On Election Day, Minnesota requires businesses offer paid time off while employees vote
Though Minnesota law already requires employers provide employees a paid opportunity to vote, U.S. lawmakers are hoping to implement the same concept nationwide.
ST. PAUL — Scheduled to work on Election Day? Don’t worry — Minnesota law has your back.
Minnesota is one of 22 states, plus the District of Columbia, that requires employers to pay their employees for any time necessary to head to the polls and cast their ballot.
The law stems back to the Minnesota Legislature’s election law overhaul in 1981, which struck most of the existing statutes regarding elections to re-section and reorganize all aspects of elections.
Under Article V of the overhaul, entitled “Election Day Activities,” one section made clear that employees must be allowed to vote on Election Day without penalty.
“Every employee who is eligible to vote … has the right to be absent from work for the purpose of voting during the morning of election day, without penalty or deduction from salary or wages because of the absence,” the law reads.
According to Minnesota Secretary of State Steve Simon’s official website, employers cannot directly or indirectly refuse, limit or otherwise interfere with an employee’s desire to vote. They can, however, ask for a timeframe that employees believe they’ll be voting and ask that employees coordinate their absences to minimize workplace disruptions.
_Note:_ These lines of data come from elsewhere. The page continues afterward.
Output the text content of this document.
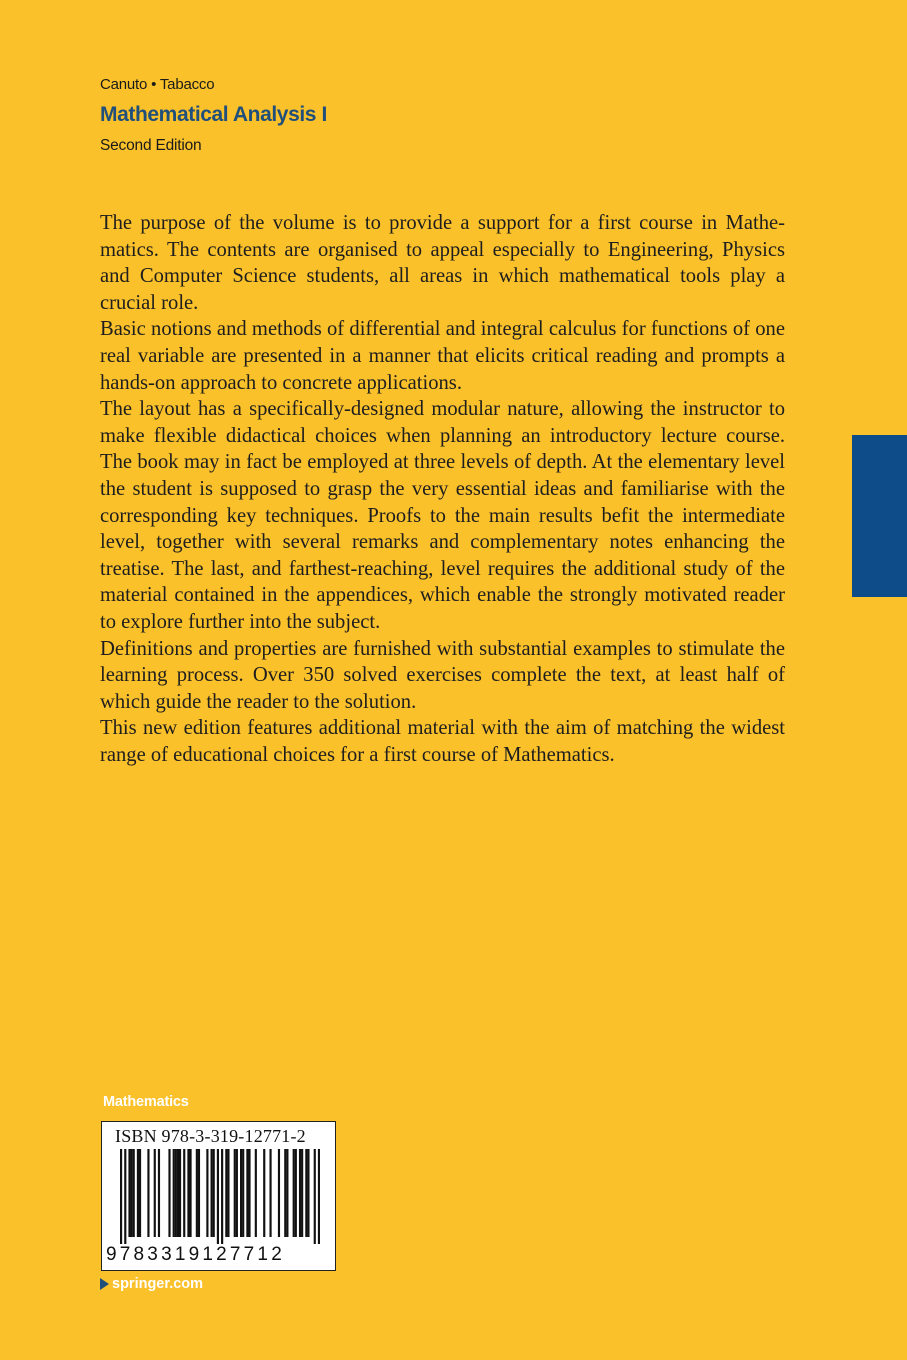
Canuto • Tabacco
Mathematical Analysis I
Second Edition

The purpose of the volume is to provide a support for a first course in Mathematics. The contents are organised to appeal especially to Engineering, Physics and Computer Science students, all areas in which mathematical tools play a crucial role.

Basic notions and methods of differential and integral calculus for functions of one real variable are presented in a manner that elicits critical reading and prompts a hands-on approach to concrete applications.

The layout has a specifically-designed modular nature, allowing the instructor to make flexible didactical choices when planning an introductory lecture course. The book may in fact be employed at three levels of depth. At the elementary level the student is supposed to grasp the very essential ideas and familiarise with the corresponding key techniques. Proofs to the main results befit the intermediate level, together with several remarks and complementary notes enhancing the treatise. The last, and farthest-reaching, level requires the additional study of the material contained in the appendices, which enable the strongly motivated reader to explore further into the subject.

Definitions and properties are furnished with substantial examples to stimulate the learning process. Over 350 solved exercises complete the text, at least half of which guide the reader to the solution.

This new edition features additional material with the aim of matching the widest range of educational choices for a first course of Mathematics.

Mathematics
ISBN 978-3-319-12771-2
9783319127712
springer.com
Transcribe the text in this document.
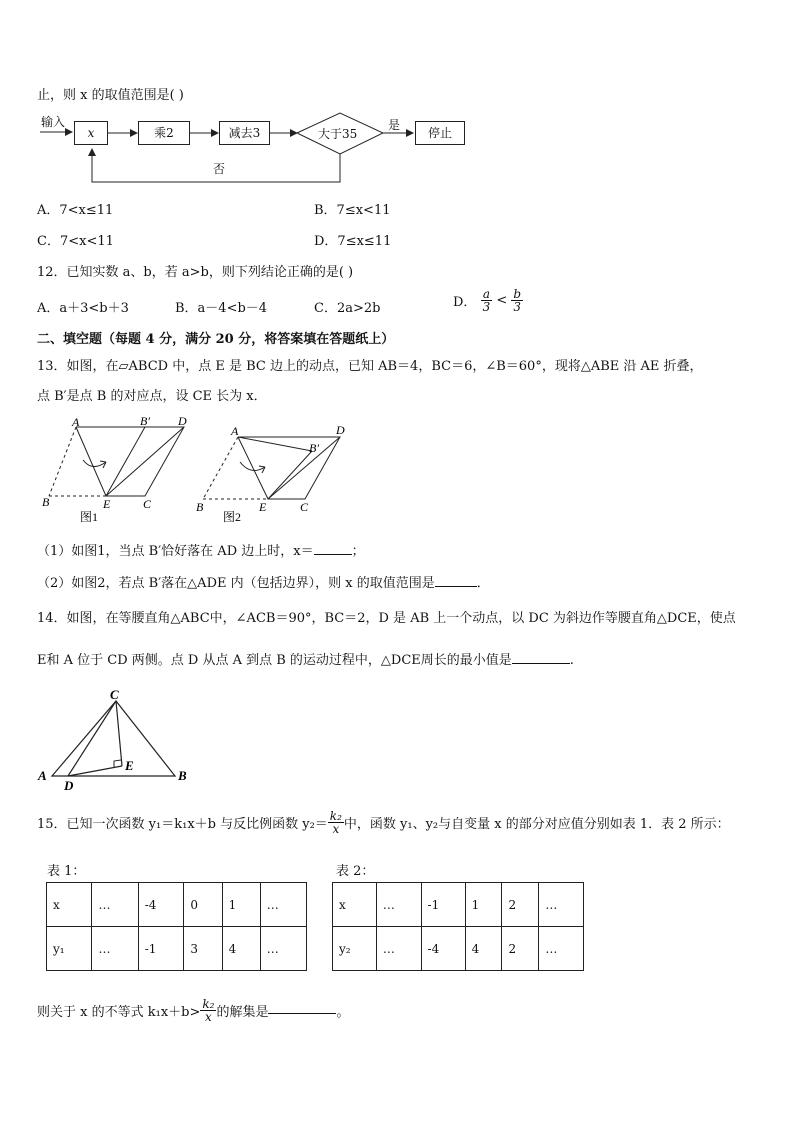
止，则 x 的取值范围是( )
输入
x	乘2	减去3	大于35
是
停止
否
A．7<x≤11	B．7≤x<11
C．7<x<11	D．7≤x≤11
12．已知实数 a、b，若 a>b，则下列结论正确的是( )
A．a＋3<b＋3	B．a－4<b－4	C．2a>2b	D． $\frac{a}{3} < \frac{b}{3}$
二、填空题（每题 4 分，满分 20 分，将答案填在答题纸上）
13．如图，在▱ABCD 中，点 E 是 BC 边上的动点，已知 AB＝4，BC＝6，∠B＝60°，现将△ABE 沿 AE 折叠，
点 B′是点 B 的对应点，设 CE 长为 x．
A	B′ D
B	E	C
图1
A	D
B′
B	E	C
图2
（1）如图1，当点 B′恰好落在 AD 边上时，x＝	；
（2）如图2，若点 B′落在△ADE 内（包括边界），则 x 的取值范围是	．
14．如图，在等腰直角△ABC中，∠ACB＝90°，BC＝2，D 是 AB 上一个动点，以 DC 为斜边作等腰直角△DCE，使点
E和 A 位于 CD 两侧。点 D 从点 A 到点 B 的运动过程中，△DCE周长的最小值是	.
C
A
D
E
B
15．已知一次函数 y₁＝k₁x＋b 与反比例函数 $y_2= \frac{\text{k₂}}{x}$ 中，函数 y₁、y₂与自变量 x 的部分对应值分别如表 1．表 2 所示：
表 1：	表 2：
x	…	-4	0	1	…
y₁	…	-1	3	4	…
x	…	-1	1	2	…
y₂	…	-4	4	2	…
则关于 x 的不等式 $k_1x+b> \frac{\text{k₂}}{x}$ 的解集是	。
Simon’s office said that any employer who interferes with an employee's rights could be charged with a misdemeanor, which carries a potential sentence of 90 days of jail time plus fines of up to $1,000. Complaints regarding election law violations by workplaces should be filed with county attorneys.
A letter explaining an employee’s voting rights to employers is available on the secretary of state’s website.
If missing out on work isn’t an option, early and absentee voting is already open in Minnesota. More information regarding where to acquire a ballot ahead of Election Day can be found on each county’s website.
Paid time off to vote focus of federal bill
In April, Rep. Matt Cartwright, D-Pa., introduced a bill to the U.S. House of Representatives aiming to make paid time off to vote a requirement in all states.
Currently, 29 states require that employers create an opportunity for their employees to vote in elections. However, seven of them do not require that time off to be paid. North Dakota is among 21 states that have no law regarding time off for employees to vote.
The bill, entitled the “Time Off to Vote Act,” would require all employers to, upon an employee’s request, provide a minimum of two consecutive hours of paid time off for an employee to vote. Under the proposal, the employer would have the right to choose the two-hour period, including reserving the option to provide that time during a period of early voting, depending on the state’s existing laws.
The law would only apply to federal elections, and would not be enforced for local elections. Violations reported to the U.S. Department of Labor could result in civil penalties of up to $10,000 per violation.
The proposal was co-sponsored by Minnesota’s Rep. Ilhan Omar and 37 other House Democrats. After its introduction on April 11, it was referred to the House Committee on Education and Labor, where it has made no progress since.